As far as imaging reports, I wouldn't expect this symptom to be listed. Reports are about physical findings that cause compression, and likely don't describe what happens if you move in a particular way. That is the job of the doctor to correlate your symptoms with the physical findings in the imaging.

I understand the anxiety. I went through it too, and when you don't know what the problem is and how it can be fixed, you start imagining that you'll be stuck like this forever. Just take it one day at a time. It helped me to write down my symptoms and how they changed over time. Even though I was scared, I had to advocate for myself going toward surgery. I had 5 surgeons refuse to help me over 2 years time as I was getting worse. I finally came to Mayo and got help there that changed my life. The other surgeons missed understanding the problem and my symptoms of having pain all over my body that confused them, and they didn't have confidence to do surgery. I went through 4 months of having panic attacks and I had to figure out how to deal with and deprogram that fear. That itself was life changing, and fear no longer controls me when I am faced with medical procedures.

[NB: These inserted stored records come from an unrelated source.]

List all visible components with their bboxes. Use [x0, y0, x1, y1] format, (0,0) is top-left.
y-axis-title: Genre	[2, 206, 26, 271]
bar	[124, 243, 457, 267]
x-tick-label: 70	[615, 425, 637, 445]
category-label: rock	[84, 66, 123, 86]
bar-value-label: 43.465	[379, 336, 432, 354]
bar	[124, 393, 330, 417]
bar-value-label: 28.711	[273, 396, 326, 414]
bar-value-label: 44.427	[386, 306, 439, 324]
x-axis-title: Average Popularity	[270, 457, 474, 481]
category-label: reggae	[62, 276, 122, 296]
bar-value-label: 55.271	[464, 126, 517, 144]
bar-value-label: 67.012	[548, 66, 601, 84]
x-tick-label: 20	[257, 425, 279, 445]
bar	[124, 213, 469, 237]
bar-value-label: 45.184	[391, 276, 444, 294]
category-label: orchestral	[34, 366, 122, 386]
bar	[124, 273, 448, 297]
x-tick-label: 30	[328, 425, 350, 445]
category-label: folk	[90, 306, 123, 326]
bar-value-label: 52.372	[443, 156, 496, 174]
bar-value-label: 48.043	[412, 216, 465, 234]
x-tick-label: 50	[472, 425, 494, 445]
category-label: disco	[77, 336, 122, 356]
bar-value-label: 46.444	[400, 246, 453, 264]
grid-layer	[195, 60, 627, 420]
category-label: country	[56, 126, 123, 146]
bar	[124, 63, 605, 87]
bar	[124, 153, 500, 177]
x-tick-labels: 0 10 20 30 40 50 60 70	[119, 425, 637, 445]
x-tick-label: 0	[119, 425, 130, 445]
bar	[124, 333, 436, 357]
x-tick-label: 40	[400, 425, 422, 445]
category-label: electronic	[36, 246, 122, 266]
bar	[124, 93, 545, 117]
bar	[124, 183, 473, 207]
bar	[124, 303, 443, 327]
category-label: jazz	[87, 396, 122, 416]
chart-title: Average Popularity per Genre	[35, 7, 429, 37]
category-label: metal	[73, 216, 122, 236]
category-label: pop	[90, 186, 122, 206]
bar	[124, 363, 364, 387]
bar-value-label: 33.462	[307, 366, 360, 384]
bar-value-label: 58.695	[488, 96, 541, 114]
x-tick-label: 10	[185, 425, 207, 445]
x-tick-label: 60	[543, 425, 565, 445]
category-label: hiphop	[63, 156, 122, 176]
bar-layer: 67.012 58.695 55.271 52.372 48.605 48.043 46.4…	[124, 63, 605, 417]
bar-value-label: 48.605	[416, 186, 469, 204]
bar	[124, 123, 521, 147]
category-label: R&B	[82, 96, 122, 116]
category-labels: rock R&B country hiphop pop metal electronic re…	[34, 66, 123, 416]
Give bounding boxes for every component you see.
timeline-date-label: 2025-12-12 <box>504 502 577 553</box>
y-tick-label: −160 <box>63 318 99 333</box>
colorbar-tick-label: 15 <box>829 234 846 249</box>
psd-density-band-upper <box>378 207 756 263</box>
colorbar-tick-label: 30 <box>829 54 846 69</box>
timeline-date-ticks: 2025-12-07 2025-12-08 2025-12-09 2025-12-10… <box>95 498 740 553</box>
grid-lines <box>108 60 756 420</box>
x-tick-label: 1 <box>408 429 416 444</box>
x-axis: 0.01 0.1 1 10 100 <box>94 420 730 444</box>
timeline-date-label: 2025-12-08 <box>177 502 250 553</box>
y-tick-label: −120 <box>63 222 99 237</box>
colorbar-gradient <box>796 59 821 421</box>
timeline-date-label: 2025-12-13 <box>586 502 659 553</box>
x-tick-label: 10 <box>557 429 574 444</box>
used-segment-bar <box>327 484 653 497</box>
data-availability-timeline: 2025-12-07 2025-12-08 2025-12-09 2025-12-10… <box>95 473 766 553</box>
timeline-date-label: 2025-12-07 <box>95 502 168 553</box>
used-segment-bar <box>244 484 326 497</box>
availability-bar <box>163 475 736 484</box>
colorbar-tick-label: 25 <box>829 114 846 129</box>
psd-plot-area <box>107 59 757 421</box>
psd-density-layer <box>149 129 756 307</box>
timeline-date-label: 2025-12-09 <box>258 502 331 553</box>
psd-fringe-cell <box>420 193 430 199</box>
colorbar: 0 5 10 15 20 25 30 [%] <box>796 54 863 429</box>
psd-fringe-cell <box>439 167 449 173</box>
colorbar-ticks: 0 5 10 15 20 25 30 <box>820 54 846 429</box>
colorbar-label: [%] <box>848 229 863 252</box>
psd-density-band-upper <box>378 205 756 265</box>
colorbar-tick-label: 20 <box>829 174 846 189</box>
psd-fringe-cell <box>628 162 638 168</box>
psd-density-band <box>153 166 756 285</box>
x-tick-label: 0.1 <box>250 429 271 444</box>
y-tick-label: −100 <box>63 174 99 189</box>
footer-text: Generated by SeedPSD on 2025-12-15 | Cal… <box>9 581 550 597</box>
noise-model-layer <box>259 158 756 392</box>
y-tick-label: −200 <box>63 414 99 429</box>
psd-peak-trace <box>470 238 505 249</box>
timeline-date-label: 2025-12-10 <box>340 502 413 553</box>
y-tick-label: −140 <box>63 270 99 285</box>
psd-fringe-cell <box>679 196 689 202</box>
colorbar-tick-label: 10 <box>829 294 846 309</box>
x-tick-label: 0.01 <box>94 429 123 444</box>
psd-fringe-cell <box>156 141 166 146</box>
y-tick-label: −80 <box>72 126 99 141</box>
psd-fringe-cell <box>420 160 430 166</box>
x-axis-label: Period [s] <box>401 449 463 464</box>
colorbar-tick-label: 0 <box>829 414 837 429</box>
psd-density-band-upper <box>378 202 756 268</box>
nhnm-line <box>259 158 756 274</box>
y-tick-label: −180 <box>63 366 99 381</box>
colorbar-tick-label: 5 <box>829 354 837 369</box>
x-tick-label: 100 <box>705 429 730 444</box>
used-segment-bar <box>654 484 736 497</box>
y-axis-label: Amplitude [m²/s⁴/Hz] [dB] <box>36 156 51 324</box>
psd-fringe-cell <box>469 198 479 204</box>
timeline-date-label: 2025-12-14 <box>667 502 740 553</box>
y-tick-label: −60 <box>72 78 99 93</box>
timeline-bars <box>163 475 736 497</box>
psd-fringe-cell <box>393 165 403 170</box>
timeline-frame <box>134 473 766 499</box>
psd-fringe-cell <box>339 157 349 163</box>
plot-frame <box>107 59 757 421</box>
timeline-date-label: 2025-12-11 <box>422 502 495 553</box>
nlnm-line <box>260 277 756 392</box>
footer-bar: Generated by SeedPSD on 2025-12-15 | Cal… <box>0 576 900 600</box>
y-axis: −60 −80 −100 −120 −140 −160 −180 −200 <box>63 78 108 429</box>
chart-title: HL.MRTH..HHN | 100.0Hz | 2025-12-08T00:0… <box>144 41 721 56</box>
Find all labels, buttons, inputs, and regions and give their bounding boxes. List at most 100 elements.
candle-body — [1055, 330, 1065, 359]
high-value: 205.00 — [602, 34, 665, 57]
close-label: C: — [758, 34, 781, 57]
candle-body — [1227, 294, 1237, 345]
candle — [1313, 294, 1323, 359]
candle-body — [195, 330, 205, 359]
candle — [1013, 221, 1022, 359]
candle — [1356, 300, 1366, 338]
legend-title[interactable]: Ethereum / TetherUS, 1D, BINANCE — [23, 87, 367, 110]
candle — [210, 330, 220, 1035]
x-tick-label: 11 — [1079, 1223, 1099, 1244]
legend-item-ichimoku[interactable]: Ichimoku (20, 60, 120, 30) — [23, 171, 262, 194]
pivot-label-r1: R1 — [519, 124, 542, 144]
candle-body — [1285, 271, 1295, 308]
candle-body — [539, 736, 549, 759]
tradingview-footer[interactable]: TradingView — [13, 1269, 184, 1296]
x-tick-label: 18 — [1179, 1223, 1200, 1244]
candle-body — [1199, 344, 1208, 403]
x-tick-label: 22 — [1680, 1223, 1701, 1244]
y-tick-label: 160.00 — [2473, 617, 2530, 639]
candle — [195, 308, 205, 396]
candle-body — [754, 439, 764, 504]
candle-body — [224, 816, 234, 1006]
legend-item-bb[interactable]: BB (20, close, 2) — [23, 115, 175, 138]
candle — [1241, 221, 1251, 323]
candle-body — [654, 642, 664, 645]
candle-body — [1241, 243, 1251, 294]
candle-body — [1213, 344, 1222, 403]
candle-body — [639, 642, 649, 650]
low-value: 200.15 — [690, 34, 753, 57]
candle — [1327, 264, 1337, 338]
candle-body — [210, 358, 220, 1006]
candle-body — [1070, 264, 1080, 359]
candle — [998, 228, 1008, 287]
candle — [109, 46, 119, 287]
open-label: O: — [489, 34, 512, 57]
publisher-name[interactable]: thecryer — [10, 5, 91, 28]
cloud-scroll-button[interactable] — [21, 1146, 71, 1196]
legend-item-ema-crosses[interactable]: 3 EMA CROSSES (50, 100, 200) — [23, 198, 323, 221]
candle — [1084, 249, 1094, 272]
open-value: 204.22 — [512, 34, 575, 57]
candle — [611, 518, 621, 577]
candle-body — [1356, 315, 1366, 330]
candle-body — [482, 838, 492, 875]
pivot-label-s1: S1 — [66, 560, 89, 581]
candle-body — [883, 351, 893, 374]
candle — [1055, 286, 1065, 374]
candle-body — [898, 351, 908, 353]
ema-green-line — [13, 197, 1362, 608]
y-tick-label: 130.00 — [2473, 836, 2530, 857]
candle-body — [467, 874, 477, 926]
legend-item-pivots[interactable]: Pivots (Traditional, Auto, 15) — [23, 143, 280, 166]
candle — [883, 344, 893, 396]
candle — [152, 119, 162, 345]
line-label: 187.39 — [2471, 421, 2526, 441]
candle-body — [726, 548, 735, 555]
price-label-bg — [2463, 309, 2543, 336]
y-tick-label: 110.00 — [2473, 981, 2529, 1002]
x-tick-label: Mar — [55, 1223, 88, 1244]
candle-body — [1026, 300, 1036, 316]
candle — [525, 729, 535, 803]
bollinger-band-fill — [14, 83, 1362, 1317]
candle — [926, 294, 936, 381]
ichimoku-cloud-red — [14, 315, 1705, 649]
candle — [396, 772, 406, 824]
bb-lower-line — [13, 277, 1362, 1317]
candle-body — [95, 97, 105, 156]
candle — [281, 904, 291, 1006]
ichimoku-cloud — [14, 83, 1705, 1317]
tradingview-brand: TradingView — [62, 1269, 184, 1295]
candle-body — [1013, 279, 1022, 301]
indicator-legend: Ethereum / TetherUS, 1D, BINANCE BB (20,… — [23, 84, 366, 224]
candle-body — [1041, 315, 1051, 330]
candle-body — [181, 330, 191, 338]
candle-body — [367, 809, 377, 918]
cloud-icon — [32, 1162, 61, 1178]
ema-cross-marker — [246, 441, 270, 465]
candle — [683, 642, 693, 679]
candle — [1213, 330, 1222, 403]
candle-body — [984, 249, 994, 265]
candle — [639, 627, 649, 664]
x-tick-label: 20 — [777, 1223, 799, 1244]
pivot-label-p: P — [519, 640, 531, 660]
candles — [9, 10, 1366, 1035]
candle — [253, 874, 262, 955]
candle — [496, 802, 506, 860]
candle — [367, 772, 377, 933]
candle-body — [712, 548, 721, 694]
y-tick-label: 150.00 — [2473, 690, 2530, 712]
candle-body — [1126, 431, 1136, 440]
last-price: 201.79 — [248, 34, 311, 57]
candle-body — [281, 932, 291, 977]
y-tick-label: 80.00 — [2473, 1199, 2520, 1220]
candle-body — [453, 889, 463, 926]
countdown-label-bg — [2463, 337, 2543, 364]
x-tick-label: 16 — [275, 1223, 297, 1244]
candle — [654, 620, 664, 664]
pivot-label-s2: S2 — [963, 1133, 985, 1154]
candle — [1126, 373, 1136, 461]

You may be interested in this discussion about addressing fear.

Just Want to Talk - "How can I defeat my anxiety about medical tests and surgery?"
https://connect.mayoclinic.org/discussion/how-can-i-defeat-my-anxiety-about-medical-tests-and-surgery/
For me, the moments before a surgeon walks into the room to talk to me were some of the most intense moments because I didn't know what to expect, but this would be someone who most likely would propose surgery that scared me.

Do you have a routine to help yourself get through fearful situations?